Selene parou por alguns instantes, o olhar indo de suas mãos dadas para os olhos de Shiryu.

— Não posso. – lamentou, soltando sua mão e mirando o chão.

— Por que? – quis saber o Dragão, chegando mais próximo e tomando o queixo da moça em sua mão. Selene era bem mais baixa que ele, então precisava erguer bem o pescoço e levantar um pouco os pés para que seus olhos ficassem na altura.

— Ela. Shunrei. Não posso fazer isso. As pinturas dela estão por toda a parte. Sei que dedicou toda sua vida a você, Shiryu. Todos sabem que suas preces o salvaram em diversos momentos durante as batalhas. Nem ao menos procuram por seu paradeiro e vim até aqui para buscar minha própria jornada de Amazona. Não procuro por... seja lá o que aconteceu aqui. Perdoe-me. – ela tinha os olhos marejados, era evidente que proferir aquelas palavras era difícil para Selene.

— Tem razão. Talvez por estar tão atarefado e pela noite inquieta, meu julgamento tenha sido confundido. Peço perdão por tê-la desonrado e a Shunrei com meu comportamento. Boa noite. – Shiryu virou-se bruscamente e começou a descer a colina.

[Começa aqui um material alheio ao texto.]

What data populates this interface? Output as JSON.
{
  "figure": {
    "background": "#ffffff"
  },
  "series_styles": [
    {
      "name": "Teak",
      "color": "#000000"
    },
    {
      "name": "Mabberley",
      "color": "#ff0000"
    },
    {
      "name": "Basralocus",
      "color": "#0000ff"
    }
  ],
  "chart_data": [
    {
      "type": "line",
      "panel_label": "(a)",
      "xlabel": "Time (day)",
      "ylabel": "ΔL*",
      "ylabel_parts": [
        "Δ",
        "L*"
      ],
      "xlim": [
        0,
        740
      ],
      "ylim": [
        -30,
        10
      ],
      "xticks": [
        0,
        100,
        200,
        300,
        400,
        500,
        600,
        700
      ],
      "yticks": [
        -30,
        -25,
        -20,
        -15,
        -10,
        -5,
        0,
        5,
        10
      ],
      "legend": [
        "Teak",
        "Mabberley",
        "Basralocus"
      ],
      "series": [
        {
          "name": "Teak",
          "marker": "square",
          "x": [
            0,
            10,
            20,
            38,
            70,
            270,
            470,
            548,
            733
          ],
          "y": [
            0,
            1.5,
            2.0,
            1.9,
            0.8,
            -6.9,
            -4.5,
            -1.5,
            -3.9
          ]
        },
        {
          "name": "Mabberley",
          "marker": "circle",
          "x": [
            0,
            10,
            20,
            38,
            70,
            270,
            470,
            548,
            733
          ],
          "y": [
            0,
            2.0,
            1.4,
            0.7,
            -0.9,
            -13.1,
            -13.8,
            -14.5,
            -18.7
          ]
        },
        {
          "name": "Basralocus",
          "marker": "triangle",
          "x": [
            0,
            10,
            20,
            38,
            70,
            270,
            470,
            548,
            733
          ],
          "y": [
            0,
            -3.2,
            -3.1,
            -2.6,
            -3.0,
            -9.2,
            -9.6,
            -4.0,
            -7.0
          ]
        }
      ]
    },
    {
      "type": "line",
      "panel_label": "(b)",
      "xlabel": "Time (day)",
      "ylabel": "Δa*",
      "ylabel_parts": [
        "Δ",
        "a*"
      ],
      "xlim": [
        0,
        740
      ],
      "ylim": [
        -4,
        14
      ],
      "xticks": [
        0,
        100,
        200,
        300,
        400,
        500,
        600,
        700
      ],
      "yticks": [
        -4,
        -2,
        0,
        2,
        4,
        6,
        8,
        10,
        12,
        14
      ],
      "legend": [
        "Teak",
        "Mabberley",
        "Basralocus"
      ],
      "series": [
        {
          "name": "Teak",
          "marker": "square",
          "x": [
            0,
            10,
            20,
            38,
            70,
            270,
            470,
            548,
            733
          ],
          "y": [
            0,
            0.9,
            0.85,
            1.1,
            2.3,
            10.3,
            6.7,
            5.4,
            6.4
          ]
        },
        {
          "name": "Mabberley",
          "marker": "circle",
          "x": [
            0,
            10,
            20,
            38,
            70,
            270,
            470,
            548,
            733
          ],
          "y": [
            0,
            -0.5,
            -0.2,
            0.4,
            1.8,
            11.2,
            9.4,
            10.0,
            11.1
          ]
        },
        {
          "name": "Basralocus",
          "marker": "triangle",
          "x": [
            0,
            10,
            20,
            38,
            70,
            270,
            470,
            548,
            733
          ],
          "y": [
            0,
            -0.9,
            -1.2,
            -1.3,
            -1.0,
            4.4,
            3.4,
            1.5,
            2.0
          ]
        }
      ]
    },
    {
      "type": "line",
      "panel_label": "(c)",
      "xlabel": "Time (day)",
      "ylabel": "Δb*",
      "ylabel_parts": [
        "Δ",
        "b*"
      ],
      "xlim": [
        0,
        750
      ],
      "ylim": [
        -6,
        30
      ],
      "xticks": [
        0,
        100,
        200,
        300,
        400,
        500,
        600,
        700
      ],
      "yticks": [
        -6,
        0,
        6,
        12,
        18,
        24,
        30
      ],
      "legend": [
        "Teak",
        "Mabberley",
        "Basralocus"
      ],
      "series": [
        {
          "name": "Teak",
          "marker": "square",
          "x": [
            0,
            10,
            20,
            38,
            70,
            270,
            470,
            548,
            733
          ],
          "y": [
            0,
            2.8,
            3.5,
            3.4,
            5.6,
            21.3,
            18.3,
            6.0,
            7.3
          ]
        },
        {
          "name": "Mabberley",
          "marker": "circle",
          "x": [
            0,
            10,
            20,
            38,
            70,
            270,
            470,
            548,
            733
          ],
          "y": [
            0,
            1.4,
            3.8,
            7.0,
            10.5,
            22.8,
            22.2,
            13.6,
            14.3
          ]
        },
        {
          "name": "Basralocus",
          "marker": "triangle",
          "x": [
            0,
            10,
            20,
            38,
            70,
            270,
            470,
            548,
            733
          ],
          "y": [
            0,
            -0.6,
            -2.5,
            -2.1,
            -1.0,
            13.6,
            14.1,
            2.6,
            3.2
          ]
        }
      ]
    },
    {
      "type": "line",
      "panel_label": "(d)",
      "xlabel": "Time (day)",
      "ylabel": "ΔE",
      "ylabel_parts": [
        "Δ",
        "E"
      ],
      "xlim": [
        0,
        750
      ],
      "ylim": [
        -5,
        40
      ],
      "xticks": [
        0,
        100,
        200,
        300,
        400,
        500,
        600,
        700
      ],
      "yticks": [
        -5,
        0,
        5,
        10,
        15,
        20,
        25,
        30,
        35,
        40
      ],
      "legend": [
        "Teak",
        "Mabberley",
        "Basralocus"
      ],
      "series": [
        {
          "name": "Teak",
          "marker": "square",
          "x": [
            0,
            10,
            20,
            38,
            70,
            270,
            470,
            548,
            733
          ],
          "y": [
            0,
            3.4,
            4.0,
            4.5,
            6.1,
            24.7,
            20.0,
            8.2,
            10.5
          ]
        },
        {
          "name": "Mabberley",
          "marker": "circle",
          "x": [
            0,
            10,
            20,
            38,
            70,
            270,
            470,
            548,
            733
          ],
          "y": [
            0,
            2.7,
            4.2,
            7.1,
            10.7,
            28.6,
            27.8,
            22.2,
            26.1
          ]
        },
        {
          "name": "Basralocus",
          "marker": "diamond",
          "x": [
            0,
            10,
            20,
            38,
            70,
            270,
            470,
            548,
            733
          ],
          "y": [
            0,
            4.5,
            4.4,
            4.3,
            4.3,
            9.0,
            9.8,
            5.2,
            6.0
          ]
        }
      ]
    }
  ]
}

— Shiryu, não me desonrou. – ela começou, mas ele já tinha partido.

Selene contemplou a lua. Estava suada e por isso, começava a sentir um pouco de frio. Abraçando o pequeno corpo, ela contemplou o astro do qual seu nome tinha origem. Selene era a deusa lunar na mitologia grega, que dirigia sua carruagem pelos céus. Irmã do sol. Amada pelo sol.